In der ersten Instanz entschied das Landgericht Berlin noch zu Gunsten des Streaminanbieters, dass die Preianpassungsklausel zulässig sei, da der Nutzer rechtzeitig informiert und dann frei kündigen könne. Das LG berief sich dabei auf die Rechtsprechung des BGH, nach der Preisanspassungsklauseln auch in AGB unter bestimmten Voraussetzungen zulässig sein können.

Unangemessene Benachteiligung der Verbraucher

Im Berufungsverfahren sah das KG die Voraussetzungen aus der BGH-Rechtsprechung jedoch als nicht erfüllt an und entschied, dass die vorstehend genannte Klausel den Verbraucher unangemessen benachteilige. Preisanspassungsklauseln sind nach der Entscheidung des KG danach nicht mehr zulässig, 

„wenn die Preisanpassungsklausel es dem Verwender ermöglicht, über die Abwälzung konkreter Konstensteigerungen hinaus den zunächst vereinbarten Preis ohne Begrenzung anzuheben und so nicht nur eine Gewinnschmälerung zu vermeiden, sondern einen zusätzlichen Gewinn zu erzielen.“

KG, Urteil vom 20.12.2019, Az.: 5 U 24/19.

Das Berufungsgericht begründete die unangemessene Benachteiligung mit einem Verstoß gegen das Transparenzgebot des § 307 Abs. 1 S. 2 BGB, weil gegenüber dem Kunden nicht transparent offengelegt werde, wann und in welchem Umfang der Preis erhöht wird. Dies knüpft an die Rechtsprechung des BGH zu Preisänderungsklauseln von Pay TV Anbietern an, nach der Preisanpassungsklauseln kritisch gesehen werden, wenn sie „weder die Voraussetzungen noch den Umfang einer Preiserhöhung näher regeln“.

BGH, Urteil vom 15.11.2007, Az.: III ZR 247/06.

Die angegriffene Klausel des Streaminanbieters nannte jedoch weder die Voraussetzungen, noch die mögliche Höhe. Die Preisanpassung wurde vielmehr vollständig in das Belieben des Anbieters gestellt.

Das Gericht kritisierte dabei auch, dass die Klausel „einen unkontrollierbaren Preiserhöhungsspielraum“ eröffne. Hierbei sei es maßgeblich, dass „Preiserhöhungen nicht auf den Umfang der Kostensteigerung begrenzt“ und auch dann Preiserhöhungen möglich seien, „wenn der Anstieg eines Kostenfaktors durch rückläufige Kosten in anderen Bereichen ausgeglichen wird“.

Kündigungsmöglichkeit unerheblich

Nach der Entscheidung des KG kommt es dabei nicht drauf an, dass der Verbraucher nach den Nutzungsbedingungen des Streaming-Dienstes die Möglichkeit hat, die Mitgliedschaft (also das Vertragsverhältnis) jederzeit zu kündigen. Dieser Aspekt wurde mit der Pay TV Rechtsprechung des BGH allerdings bislang nicht abschließend entschieden.
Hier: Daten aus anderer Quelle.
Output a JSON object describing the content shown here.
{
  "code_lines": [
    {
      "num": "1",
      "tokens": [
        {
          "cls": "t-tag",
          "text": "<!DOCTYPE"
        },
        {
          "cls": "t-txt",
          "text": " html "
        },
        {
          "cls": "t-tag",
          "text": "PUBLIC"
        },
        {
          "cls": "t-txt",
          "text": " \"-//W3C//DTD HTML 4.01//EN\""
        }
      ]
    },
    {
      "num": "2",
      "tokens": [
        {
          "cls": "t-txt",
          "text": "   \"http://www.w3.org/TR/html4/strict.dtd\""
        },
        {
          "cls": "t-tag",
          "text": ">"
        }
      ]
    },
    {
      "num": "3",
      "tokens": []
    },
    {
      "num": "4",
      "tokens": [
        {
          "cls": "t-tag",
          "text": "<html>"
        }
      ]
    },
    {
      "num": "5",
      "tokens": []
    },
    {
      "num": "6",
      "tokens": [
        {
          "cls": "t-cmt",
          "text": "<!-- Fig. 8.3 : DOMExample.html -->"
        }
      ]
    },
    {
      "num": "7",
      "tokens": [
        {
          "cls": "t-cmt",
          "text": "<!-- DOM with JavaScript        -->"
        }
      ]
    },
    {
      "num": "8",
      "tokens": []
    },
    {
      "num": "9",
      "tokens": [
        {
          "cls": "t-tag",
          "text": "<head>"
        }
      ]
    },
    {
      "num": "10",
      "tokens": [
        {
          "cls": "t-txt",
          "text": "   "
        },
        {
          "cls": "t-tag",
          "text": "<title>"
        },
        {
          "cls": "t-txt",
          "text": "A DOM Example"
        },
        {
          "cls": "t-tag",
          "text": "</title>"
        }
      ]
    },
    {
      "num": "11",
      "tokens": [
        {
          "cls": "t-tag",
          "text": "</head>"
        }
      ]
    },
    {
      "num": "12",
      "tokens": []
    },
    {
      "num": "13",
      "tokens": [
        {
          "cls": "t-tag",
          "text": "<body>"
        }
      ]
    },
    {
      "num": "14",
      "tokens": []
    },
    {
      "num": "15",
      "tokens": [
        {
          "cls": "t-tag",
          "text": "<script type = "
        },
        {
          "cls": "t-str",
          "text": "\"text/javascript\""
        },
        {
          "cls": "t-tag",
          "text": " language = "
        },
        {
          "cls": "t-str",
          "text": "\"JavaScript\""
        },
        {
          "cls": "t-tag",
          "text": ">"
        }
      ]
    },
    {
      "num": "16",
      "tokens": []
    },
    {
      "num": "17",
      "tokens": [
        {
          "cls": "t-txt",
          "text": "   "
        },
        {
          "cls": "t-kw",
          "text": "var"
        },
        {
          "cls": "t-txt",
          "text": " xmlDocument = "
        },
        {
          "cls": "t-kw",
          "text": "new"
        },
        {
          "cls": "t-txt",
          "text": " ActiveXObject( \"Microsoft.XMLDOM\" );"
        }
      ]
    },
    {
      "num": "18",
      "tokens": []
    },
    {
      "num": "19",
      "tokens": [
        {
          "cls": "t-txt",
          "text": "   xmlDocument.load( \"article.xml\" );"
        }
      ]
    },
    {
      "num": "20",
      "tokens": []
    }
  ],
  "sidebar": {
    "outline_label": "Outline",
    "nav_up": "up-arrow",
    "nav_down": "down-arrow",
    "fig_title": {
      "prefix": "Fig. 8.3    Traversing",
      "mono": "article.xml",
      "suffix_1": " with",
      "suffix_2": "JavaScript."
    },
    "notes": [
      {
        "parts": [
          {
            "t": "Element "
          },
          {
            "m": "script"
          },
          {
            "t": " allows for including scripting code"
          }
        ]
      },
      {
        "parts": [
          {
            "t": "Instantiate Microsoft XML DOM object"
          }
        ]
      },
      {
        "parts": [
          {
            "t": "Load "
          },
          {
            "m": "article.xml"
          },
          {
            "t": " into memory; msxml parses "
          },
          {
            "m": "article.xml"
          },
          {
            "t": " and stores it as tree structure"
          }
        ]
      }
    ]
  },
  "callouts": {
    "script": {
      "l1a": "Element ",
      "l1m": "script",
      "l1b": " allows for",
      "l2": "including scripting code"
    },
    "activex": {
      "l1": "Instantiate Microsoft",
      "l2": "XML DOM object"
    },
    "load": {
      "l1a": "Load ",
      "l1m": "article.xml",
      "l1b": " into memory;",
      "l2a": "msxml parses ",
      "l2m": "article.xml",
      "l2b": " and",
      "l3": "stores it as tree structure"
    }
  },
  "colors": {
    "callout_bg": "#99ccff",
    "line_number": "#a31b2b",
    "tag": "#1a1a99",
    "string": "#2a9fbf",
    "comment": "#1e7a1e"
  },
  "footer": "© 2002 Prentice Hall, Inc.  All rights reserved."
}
Es bleibt daher abzuwarten, ob sich der BGH einer solchen Entscheidung anschließen würde. Hierbei geht es letztlich um die Frage, ob und in welchem Maße davon ausgegangen werden kann, dass der Verbraucher tatsächlich ein Kündigungsrecht nutzen würde.

Handlungsempfehlung

Mit der Entscheidung zeigt sich, dass Preisanpassungsklauseln stets an den jeweiligen Einzelfall angepasst werden sollten und sich pauschale Muster-Ansätze nicht eignen, um die konkreten Umstände des Einzelfalls abzudecken und der Rechtsprechung gerecht zu werden.
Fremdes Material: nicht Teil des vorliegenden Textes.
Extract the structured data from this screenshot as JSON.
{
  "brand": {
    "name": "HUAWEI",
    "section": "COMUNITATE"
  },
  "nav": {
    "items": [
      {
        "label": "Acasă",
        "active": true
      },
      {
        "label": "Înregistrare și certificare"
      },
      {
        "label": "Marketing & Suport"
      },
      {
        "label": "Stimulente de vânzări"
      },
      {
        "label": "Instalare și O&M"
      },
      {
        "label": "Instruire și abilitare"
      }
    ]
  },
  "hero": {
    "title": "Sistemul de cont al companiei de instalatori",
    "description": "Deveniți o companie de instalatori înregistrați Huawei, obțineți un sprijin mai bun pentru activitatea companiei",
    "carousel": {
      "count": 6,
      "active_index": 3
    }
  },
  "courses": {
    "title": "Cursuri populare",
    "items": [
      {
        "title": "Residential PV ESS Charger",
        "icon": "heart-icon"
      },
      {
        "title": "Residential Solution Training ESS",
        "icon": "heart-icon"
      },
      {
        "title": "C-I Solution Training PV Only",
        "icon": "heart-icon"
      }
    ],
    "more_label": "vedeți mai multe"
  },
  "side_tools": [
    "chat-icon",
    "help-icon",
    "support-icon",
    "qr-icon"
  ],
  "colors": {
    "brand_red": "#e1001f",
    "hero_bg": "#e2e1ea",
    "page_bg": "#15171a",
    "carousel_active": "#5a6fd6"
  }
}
Für die Unternehmen bedeutet dies, dass die Preisanpassungsklauseln in den AGB kontrolliert werden sollten. Hierbei sollten die folgenden Grundregeln der Rechtsprechung berücksichtigt werden:

  1. Anlassbezogenheit: Preisänderungsklauseln sind nur als Reaktion auf Kostensteigerungen (unter Saldierung von Kostensteigerungen und Einsparungen) oder unter Anknüpfung an objektive und überprüfbare Maßstäbe zulässig.
  2. Transparenz: Der Verbraucher muss erkennen können, wann es zu einer Preisänderung kommen kann, wonach sie sich berechnet und bis zu welcher Höhe Preisanpassungen vorgenommen werden können.